Questo è il segno più concreto dei cambiamenti generati dal mondo capovolto per ragioni geopolitiche che hanno nascosto il passaggio della globalizzazione da una fase competitiva a una fase conflittuale in uno scontro salito di tono tra mondo autocratico e mondo democratico. La crisi strutturale tedesca che ha portato la ex locomotiva europea a entrare in recessione è la controprova tangibile del ribaltamento della situazione di cui tutti devono velocemente acquisire piena consapevolezza. Prendemmo a marzo in una sede istituzionale, qual è la Sala dei Baroni del Maschio Angioino, l’impegno di scrivere la Carta di Napoli come inizio costituente di un cammino nuovo e, grazie al lavoro intenso di analisi e di elaborazione dell’advisory board presieduto da Patrizio Bianchi, abbiamo onorato ieri l’impegno a Roma nella sala Spadolini alla presenza del ministro della Cultura, Gennaro Sangiuliano, e del sindaco di Napoli, Gaetano Manfredi. Che voglio entrambi qui ringraziare pubblicamente per l’attenzione mostrata nei confronti del nostro lavoro e, ancora di più, per quello che fanno ogni giorno nei loro rispettivi ruoli per restituire al Mediterraneo la sua capitale e all’Italia il secondo motore della sua crescita che resta da due anni e mezzo consecutivi a livelli da record in un quadro globale complicato.
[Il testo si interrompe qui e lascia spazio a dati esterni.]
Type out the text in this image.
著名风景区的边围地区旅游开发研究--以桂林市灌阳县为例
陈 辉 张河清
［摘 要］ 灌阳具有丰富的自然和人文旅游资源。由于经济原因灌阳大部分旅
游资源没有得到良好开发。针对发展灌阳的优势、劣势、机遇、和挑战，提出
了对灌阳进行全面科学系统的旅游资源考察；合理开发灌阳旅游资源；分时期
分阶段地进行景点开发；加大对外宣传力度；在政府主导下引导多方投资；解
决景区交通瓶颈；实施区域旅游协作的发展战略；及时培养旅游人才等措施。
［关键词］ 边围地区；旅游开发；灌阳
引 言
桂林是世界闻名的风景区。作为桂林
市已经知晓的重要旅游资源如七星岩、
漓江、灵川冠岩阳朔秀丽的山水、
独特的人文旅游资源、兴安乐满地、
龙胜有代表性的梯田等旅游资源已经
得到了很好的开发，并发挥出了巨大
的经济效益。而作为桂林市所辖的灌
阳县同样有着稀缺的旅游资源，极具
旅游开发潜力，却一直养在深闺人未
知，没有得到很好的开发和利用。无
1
Voglio rivendicare con orgoglio di esserci tirati dietro un gruppo di lavoro che ha agito sempre in termini positivi, mai reattivi. Con un punto di forza chiarissimo nella testa di ognuno di noi: basta dire siamo marginali, dovete proteggerci. No, il senso della Carta di Napoli è l’esatto opposto: noi siamo attivi e ci collochiamo al centro della grande trasformazione del Mediterraneo. Siamo partiti dalla fotografia di una realtà che non si vuole vedere con lo scopo dichiarato di lavorare per migliorarla ancora alimentando la nuova narrazione del Sud non con idee o dibattiti, ma con proposte chiare e misurabili inserite finalmente dentro una programmazione di medio-lungo periodo e capaci di fornirne contributi puntuali per la redazione della nota di aggiornamento al documento di economia e finanza (Nadef) e, a seguire, di volta in volta, anticipando il Def.
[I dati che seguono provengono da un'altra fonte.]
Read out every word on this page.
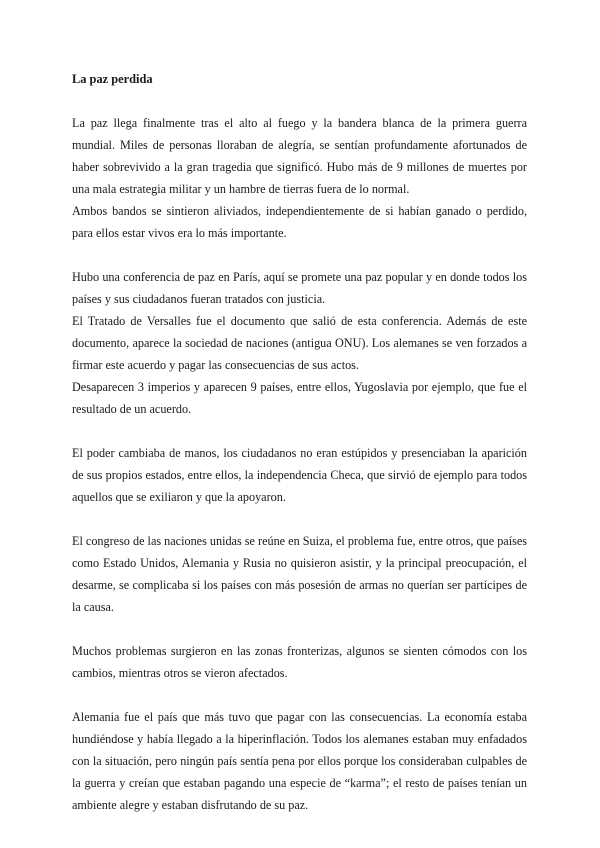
La paz perdida

La paz llega finalmente tras el alto al fuego y la bandera blanca de la primera guerra mundial. Miles de personas lloraban de alegría, se sentían profundamente afortunados de haber sobrevivido a la gran tragedia que significó. Hubo más de 9 millones de muertes por una mala estrategia militar y un hambre de tierras fuera de lo normal.

Ambos bandos se sintieron aliviados, independientemente de si habían ganado o perdido, para ellos estar vivos era lo más importante.

Hubo una conferencia de paz en París, aquí se promete una paz popular y en donde todos los países y sus ciudadanos fueran tratados con justicia.

El Tratado de Versalles fue el documento que salió de esta conferencia. Además de este documento, aparece la sociedad de naciones (antigua ONU). Los alemanes se ven forzados a firmar este acuerdo y pagar las consecuencias de sus actos.

Desaparecen 3 imperios y aparecen 9 países, entre ellos, Yugoslavia por ejemplo, que fue el resultado de un acuerdo.

El poder cambiaba de manos, los ciudadanos no eran estúpidos y presenciaban la aparición de sus propios estados, entre ellos, la independencia Checa, que sirvió de ejemplo para todos aquellos que se exiliaron y que la apoyaron.

El congreso de las naciones unidas se reúne en Suiza, el problema fue, entre otros, que países como Estado Unidos, Alemania y Rusia no quisieron asistir, y la principal preocupación, el desarme, se complicaba si los países con más posesión de armas no querían ser partícipes de la causa.

Muchos problemas surgieron en las zonas fronterizas, algunos se sienten cómodos con los cambios, mientras otros se vieron afectados.

Alemania fue el país que más tuvo que pagar con las consecuencias. La economía estaba hundiéndose y había llegado a la hiperinflación. Todos los alemanes estaban muy enfadados con la situación, pero ningún país sentía pena por ellos porque los consideraban culpables de la guerra y creían que estaban pagando una especie de “karma”; el resto de países tenían un ambiente alegre y estaban disfrutando de su paz.
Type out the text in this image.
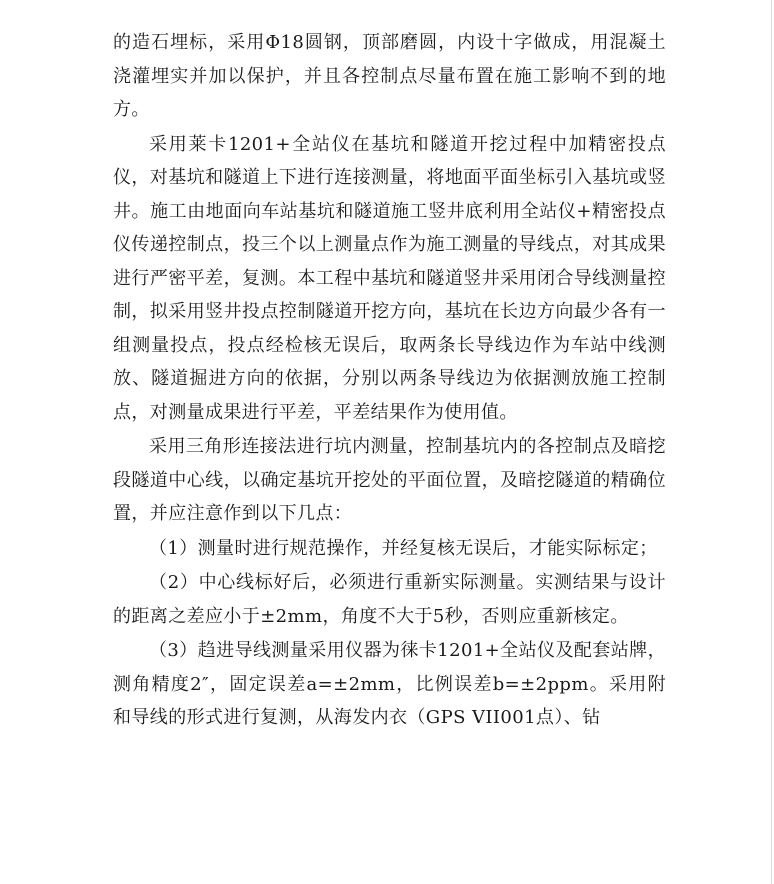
的造石埋标，采用Φ18圆钢，顶部磨圆，内设十字做成，用混凝土浇灌埋实并加以保护，并且各控制点尽量布置在施工影响不到的地方。

采用莱卡1201+全站仪在基坑和隧道开挖过程中加精密投点仪，对基坑和隧道上下进行连接测量，将地面平面坐标引入基坑或竖井。施工由地面向车站基坑和隧道施工竖井底利用全站仪+精密投点仪传递控制点，投三个以上测量点作为施工测量的导线点，对其成果进行严密平差，复测。本工程中基坑和隧道竖井采用闭合导线测量控制，拟采用竖井投点控制隧道开挖方向，基坑在长边方向最少各有一组测量投点，投点经检核无误后，取两条长导线边作为车站中线测放、隧道掘进方向的依据，分别以两条导线边为依据测放施工控制点，对测量成果进行平差，平差结果作为使用值。

采用三角形连接法进行坑内测量，控制基坑内的各控制点及暗挖段隧道中心线，以确定基坑开挖处的平面位置，及暗挖隧道的精确位置，并应注意作到以下几点：

（1）测量时进行规范操作，并经复核无误后，才能实际标定；

（2）中心线标好后，必须进行重新实际测量。实测结果与设计的距离之差应小于±2mm，角度不大于5秒，否则应重新核定。

（3）趋进导线测量采用仪器为徕卡1201+全站仪及配套站牌，测角精度2″，固定误差a=±2mm，比例误差b=±2ppm。采用附和导线的形式进行复测，从海发内衣（GPS VII001点）、钻
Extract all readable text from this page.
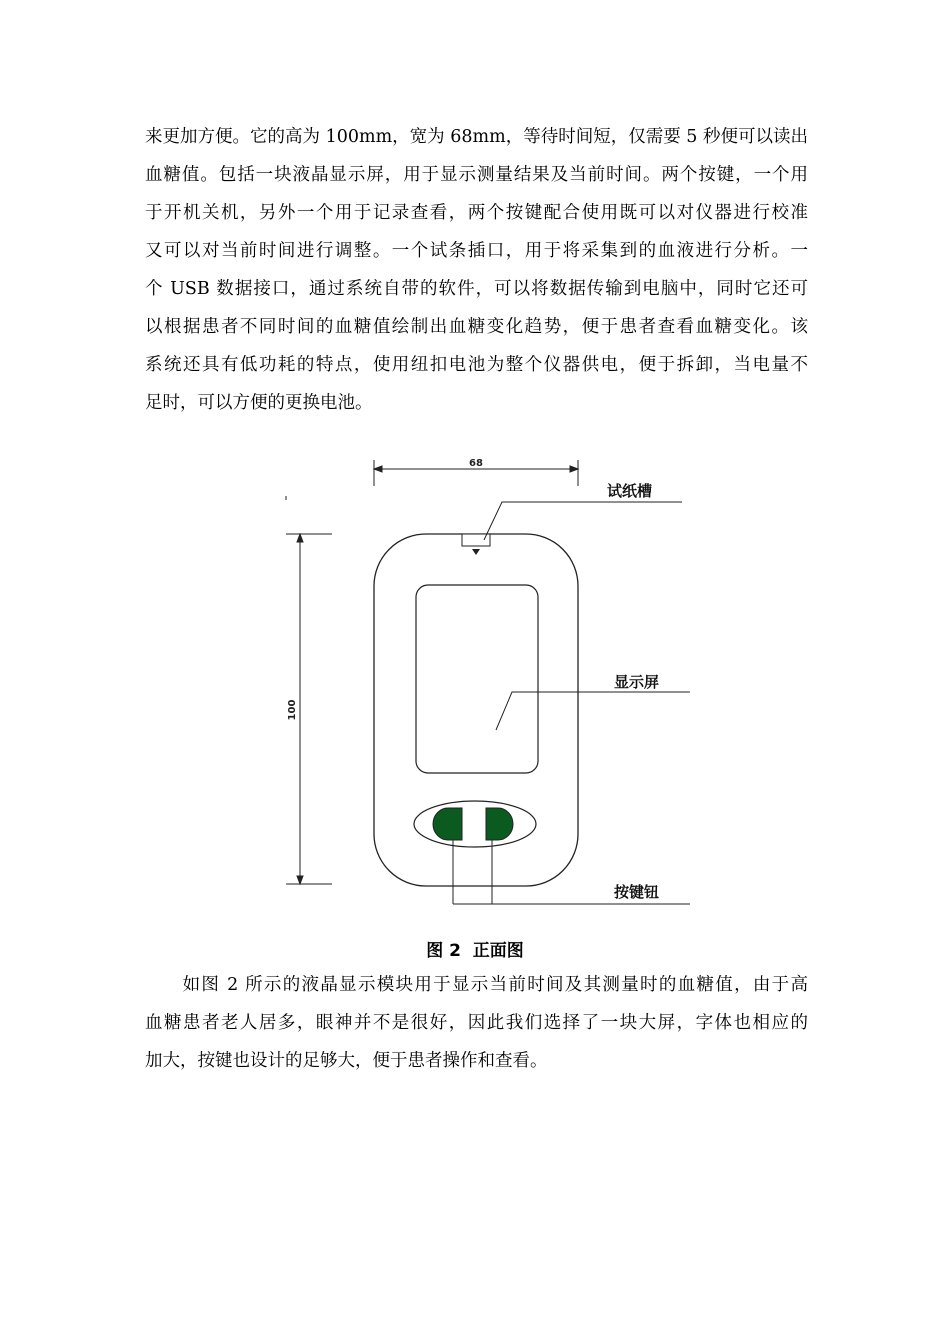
来更加方便。它的高为 100mm，宽为 68mm，等待时间短，仅需要 5 秒便可以读出
血糖值。包括一块液晶显示屏，用于显示测量结果及当前时间。两个按键，一个用
于开机关机，另外一个用于记录查看，两个按键配合使用既可以对仪器进行校准
又可以对当前时间进行调整。一个试条插口，用于将采集到的血液进行分析。一
个 USB 数据接口，通过系统自带的软件，可以将数据传输到电脑中，同时它还可
以根据患者不同时间的血糖值绘制出血糖变化趋势，便于患者查看血糖变化。该
系统还具有低功耗的特点，使用纽扣电池为整个仪器供电，便于拆卸，当电量不
足时，可以方便的更换电池。
68
100
试纸槽
显示屏
按键钮
图 2 正面图
　　如图 2 所示的液晶显示模块用于显示当前时间及其测量时的血糖值，由于高
血糖患者老人居多，眼神并不是很好，因此我们选择了一块大屏，字体也相应的
加大，按键也设计的足够大，便于患者操作和查看。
L’idea guida dello sviluppo alla pari del Piano Mattei del governo Meloni nei rapporti con il Nord Africa è un riferimento strategico della nostra Carta come lo è l’investimento nel capitale umano per costruire la classe dirigente del nuovo Mediterraneo che Prodi predica inascoltato da oltre venti anni. Abbiamo cercato di fare un lavoro a suo modo doppio. Abbiamo individuato quattro aree tematiche: 1) programmare e pianificare nel medio e lungo periodo; 2) Una piattaforma energetica e logistica; 3) Il capitale umano leva strategica dello sviluppo; 4) Ridimensionare le differenze tra le diverse aree della Unione Europea. Abbiamo redatto quattro schede tecniche su energia, portualità, infrastrutture, economia del mare dense di proposte operative assumendoci in alcuni casi la responsabilità di segnalarne peso e priorità.
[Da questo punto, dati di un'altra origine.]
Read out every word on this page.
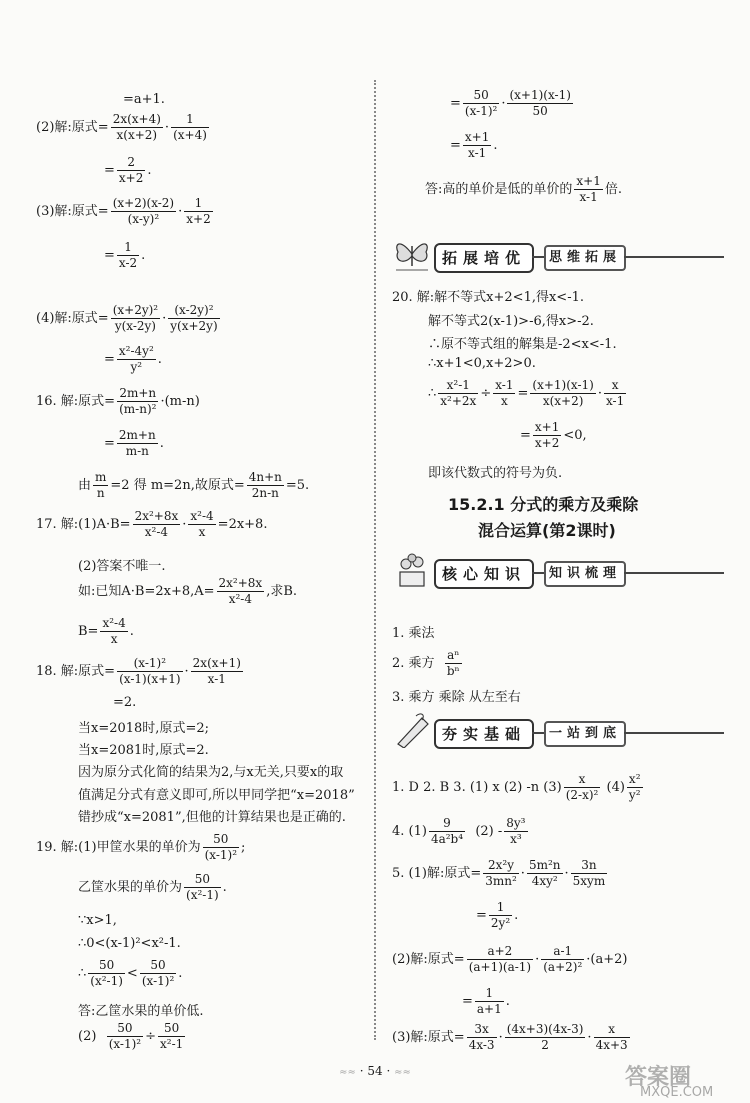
=a+1.
(2)解:原式= $\frac{2x(x+4)}{x(x+2)} \cdot \frac{1}{(x+4)}$
= $\frac{2}{x+2}$ .
(3)解:原式= $\frac{(x+2)(x-2)}{\text{(x-y)²}} \cdot \frac{1}{x+2}$
= $\frac{1}{x-2}$ .
(4)解:原式= $\frac{\text{(x+2y)²}}{y(x-2y)} \cdot \frac{\text{(x-2y)²}}{y(x+2y)}$
= $\frac{\text{x²-4y²}}{\text{y²}}$ .
16. 解:原式= $\frac{2m+n}{\text{(m-n)²}} \cdot(m-n)$
= $\frac{2m+n}{m-n}$ .
由 $\frac{m}{n} =2$ 得 m=2n,故原式= $\frac{4n+n}{2n-n} =5$.
17. 解:(1)A·B= $\frac{\text{2x²+8x}}{\text{x²-4}} \cdot \frac{\text{x²-4}}{x} =2x+8$.
(2)答案不唯一.
如:已知$A\cdot B=2x+8,A= \frac{\text{2x²+8x}}{\text{x²-4}}$ ,求B.
$B= \frac{\text{x²-4}}{x}$ .
18. 解:原式= $\frac{\text{(x-1)²}}{(x-1)(x+1)} \cdot \frac{2x(x+1)}{x-1}$
=2.
当x=2018时,原式=2;
当x=2081时,原式=2.
因为原分式化简的结果为2,与x无关,只要x的取
值满足分式有意义即可,所以甲同学把“x=2018”
错抄成“x=2081”,但他的计算结果也是正确的.
19. 解:(1)甲筐水果的单价为 $\frac{50}{\text{(x-1)²}}$ ;
乙筐水果的单价为 $\frac{50}{\text{(x²-1)}}$ .
∵x>1,
∴0<(x-1)²<x²-1.
∴ $\frac{50}{\text{(x²-1)}} < \frac{50}{\text{(x-1)²}}$ .
答:乙筐水果的单价低.
$(2) \frac{50}{\text{(x-1)²}} \div \frac{50}{\text{x²-1}}$
= $\frac{50}{\text{(x-1)²}} \cdot \frac{(x+1)(x-1)}{50}$
= $\frac{x+1}{x-1}$ .
答:高的单价是低的单价的 $\frac{x+1}{x-1}$ 倍.
拓展培优	思维拓展
20. 解:解不等式x+2<1,得x<-1.
解不等式2(x-1)>-6,得x>-2.
∴原不等式组的解集是-2<x<-1.
∴x+1<0,x+2>0.
∴ $\frac{\text{x²-1}}{\text{x²+2x}} \div \frac{x-1}{x} = \frac{(x+1)(x-1)}{x(x+2)} \cdot \frac{x}{x-1}$
= $\frac{x+1}{x+2} <0$,
即该代数式的符号为负.
15.2.1 分式的乘方及乘除
混合运算(第2课时)
核心知识	知识梳理
1. 乘法
2. 乘方 $\frac{\text{aⁿ}}{\text{bⁿ}}$
3. 乘方 乘除 从左至右
夯实基础	一站到底
1. D 2. B 3. (1) x (2) -n $(3) \frac{x}{\text{(2-x)²}} (4) \frac{\text{x²}}{\text{y²}}$
4. $(1) \frac{9}{\text{4a²b⁴}} (2) - \frac{\text{8y³}}{\text{x³}}$
5. (1)解:原式= $\frac{\text{2x²y}}{\text{3mn²}} \cdot \frac{\text{5m²n}}{\text{4xy²}} \cdot \frac{3n}{\text{5xym}}$
= $\frac{1}{\text{2y²}}$ .
(2)解:原式= $\frac{a+2}{(a+1)(a-1)} \cdot \frac{a-1}{\text{(a+2)²}} \cdot(a+2)$
= $\frac{1}{a+1}$ .
(3)解:原式= $\frac{3x}{4x-3} \cdot \frac{(4x+3)(4x-3)}{2} \cdot \frac{x}{4x+3}$
≈≈ · 54 · ≈≈	答案圈
MXQE.COM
Rivendichiamo tutto questo lavoro come il segno concreto dello sforzo di sintesi di un Progetto Paese coerente. Che sa quanto vale la nostra manifattura come il desiderio di Italia e di Napoli che ha oggi il mondo. Noi abbiamo fatto il nostro e riteniamo che ci siano in questo Paese le competenze tecniche e la volontà politica per vincere la grande sfida strategica dello sviluppo nel nuovo mondo capovolto. Lo spirito, nel nostro piccolo, è quello di fornire attraverso la Carta di Napoli elementi propositivi per dare all’Italia il ruolo di costruttore dell’economia di pace che coinvolge l’Europa e i Paesi del Mediterraneo allargato. Fu l’Italia a metà degli anni Ottanta con un documento prodotto dalla segreteria tecnica del Piano generale dei trasporti ad alimentare il Master plan della Unione Europea che fu la base della Carta di Atene che consentì l’identificazione e l’avvio dei primi Corridoi comunitari. Sarebbe bello che alcune direttrici della Carta di Napoli diventassero oggi il lievito di quel Progetto Paese che sta ispirando e segnando il lavoro del ministro Fitto che ha proprio in una visione di medio-lungo termine e nel Piano Mattei per le nuove fonti energetiche due dei suoi principali tratti strategici.

Un lavoro che questo giornale sostiene in assoluta trasparenza perché segna il punto più alto di rottura con la stasi più che ventennale di investimenti di questo Paese e la miopia di avere aggravato le distanze di contesto tra un territorio e l’altro. Siamo sulla buona strada e la conferma più evidente è nel nervosismo crescente di chi contesta l’operazione di verità condotta e le scelte conseguenti in termini di visione e di governance.